LLM and GenAI Tracking: The New Frontier
Since most ML teams are now doing at least some LLM work, it's worth noting how each tool handles this.
MLflow added Tracing in version 2.15, which lets you log LLM interactions including prompts, completions, token counts, and latency. It integrates with LangChain, LlamaIndex, and OpenAI's API. It's functional but feels early—the visualization of traced LLM calls is basic compared to dedicated tools like LangSmith.
W&B went bigger with their Prompts product and Weave framework. You can trace entire LLM pipelines, evaluate prompt templates across models, and track the cost per inference. If you're doing serious prompt engineering or RAG development, W&B's tooling here is ahead of the other two.
Neptune handles LLM tracking through its generic namespace API, which means you can log prompts, token counts, and latencies, but there's no specialized UI or workflow for it. You're essentially building your own LLM tracking layer on top of Neptune's general-purpose metadata system.
My Decision Framework
After living with all three tools, here's how I decide which to recommend:
Choose MLflow if:
- You need self-hosted infrastructure for compliance, data sovereignty, or air-gapped environments
- Model registry and deployment integration are your primary concerns
- You're already on Databricks (managed MLflow is excellent)

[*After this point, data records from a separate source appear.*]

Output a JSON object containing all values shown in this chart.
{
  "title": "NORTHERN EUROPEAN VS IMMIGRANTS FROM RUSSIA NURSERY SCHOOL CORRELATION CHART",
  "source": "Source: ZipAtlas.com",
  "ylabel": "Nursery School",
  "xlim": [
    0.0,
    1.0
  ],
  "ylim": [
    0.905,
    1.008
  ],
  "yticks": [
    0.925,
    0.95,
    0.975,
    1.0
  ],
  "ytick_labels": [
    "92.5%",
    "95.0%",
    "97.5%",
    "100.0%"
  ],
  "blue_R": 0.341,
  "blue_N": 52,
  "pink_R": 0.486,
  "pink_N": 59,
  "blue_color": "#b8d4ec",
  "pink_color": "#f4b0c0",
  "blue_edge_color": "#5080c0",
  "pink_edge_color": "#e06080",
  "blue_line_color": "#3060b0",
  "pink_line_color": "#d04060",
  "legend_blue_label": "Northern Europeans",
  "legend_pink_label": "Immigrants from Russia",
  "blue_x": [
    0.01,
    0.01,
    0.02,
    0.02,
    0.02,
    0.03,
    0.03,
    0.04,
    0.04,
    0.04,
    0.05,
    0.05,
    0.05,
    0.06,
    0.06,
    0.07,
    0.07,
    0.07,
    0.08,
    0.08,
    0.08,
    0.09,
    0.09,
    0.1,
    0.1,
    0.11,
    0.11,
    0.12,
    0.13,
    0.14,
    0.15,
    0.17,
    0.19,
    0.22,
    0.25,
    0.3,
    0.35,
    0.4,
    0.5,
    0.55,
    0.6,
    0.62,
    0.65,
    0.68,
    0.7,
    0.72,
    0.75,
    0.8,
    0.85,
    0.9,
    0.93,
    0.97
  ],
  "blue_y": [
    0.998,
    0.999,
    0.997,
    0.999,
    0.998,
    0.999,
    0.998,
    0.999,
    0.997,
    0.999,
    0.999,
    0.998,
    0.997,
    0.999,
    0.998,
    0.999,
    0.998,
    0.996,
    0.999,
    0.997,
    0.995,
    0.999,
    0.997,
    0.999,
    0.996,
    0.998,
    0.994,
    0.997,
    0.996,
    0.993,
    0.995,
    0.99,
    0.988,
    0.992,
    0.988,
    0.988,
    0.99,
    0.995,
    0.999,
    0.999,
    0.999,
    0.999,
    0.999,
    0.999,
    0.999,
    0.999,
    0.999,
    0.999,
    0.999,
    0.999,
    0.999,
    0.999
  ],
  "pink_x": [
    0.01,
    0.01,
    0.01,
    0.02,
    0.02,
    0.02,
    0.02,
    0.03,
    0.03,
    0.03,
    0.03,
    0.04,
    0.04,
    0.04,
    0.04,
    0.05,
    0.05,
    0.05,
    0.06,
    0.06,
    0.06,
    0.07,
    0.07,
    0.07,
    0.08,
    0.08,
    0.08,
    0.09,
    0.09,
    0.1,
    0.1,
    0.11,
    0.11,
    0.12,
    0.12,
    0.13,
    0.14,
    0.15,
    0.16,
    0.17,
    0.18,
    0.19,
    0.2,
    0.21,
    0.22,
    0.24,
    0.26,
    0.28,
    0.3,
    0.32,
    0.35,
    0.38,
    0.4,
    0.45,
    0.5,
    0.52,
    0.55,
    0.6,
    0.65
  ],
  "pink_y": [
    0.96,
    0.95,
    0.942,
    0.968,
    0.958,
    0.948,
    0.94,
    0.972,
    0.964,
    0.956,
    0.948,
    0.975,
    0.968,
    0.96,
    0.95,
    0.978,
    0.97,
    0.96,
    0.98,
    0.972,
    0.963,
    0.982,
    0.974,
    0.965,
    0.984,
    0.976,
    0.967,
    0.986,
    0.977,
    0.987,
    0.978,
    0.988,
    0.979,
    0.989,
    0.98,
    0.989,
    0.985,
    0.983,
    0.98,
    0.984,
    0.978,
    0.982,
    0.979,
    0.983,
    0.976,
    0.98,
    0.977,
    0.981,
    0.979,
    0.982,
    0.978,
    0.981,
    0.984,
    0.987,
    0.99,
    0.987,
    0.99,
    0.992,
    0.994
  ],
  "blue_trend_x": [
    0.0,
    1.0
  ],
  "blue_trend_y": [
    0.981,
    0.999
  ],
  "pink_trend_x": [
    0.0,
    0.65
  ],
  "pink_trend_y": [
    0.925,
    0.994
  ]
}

- Budget is tight and you have the engineering bandwidth to maintain a tracking server
- You're running a large team (15+ data scientists) where per-user SaaS pricing becomes painful
Choose Weights & Biases if:
- Team collaboration and experiment visibility are top priorities
- You need built-in hyperparameter sweep orchestration
- You want the best UI and visualization tools available
- You're doing LLM/GenAI work and want specialized tracking
- Your team is small enough (under 10) that per-user pricing is manageable
Choose Neptune if:
- You want SaaS convenience without W&B's price tag
- Your projects have complex, hierarchical metadata that benefits from Neptune's namespace API
- You value a clean, Pythonic API and don't need heavy collaboration features
- You're a mid-size team (5-15 people) looking for the best value in experiment tracking
What I Actually Use in 2026
For what it's worth, my current setup is MLflow for anything that needs a model registry and production deployment pipeline, and W&B for research-heavy projects where I'm running hundreds of experiments and need to present results to stakeholders. I tried running both simultaneously on the same project once (logging to both), and it wasn't worth the complexity. Pick one per project and commit to it.
The experiment tracking comparison landscape has matured significantly. Three years ago, these tools had much bigger gaps between them. Today, all three are capable platforms. The differences are in ergonomics, ecosystem, and economics—not fundamental capability. Whichever you choose, you'll be in better shape than the team that's still tracking experiments in spreadsheets. And yes, I've seen production ML teams doing that in 2026. Don't be that team either.
Final verdict: If I could only pick one tool for a new team starting today, I'd pick W&B for teams under 10 and MLflow for teams over 10. Neptune is a solid pick if you're cost-conscious and comfortable with a smaller community. None of them are bad choices—the worst experiment tracker is the one your team doesn't actually use.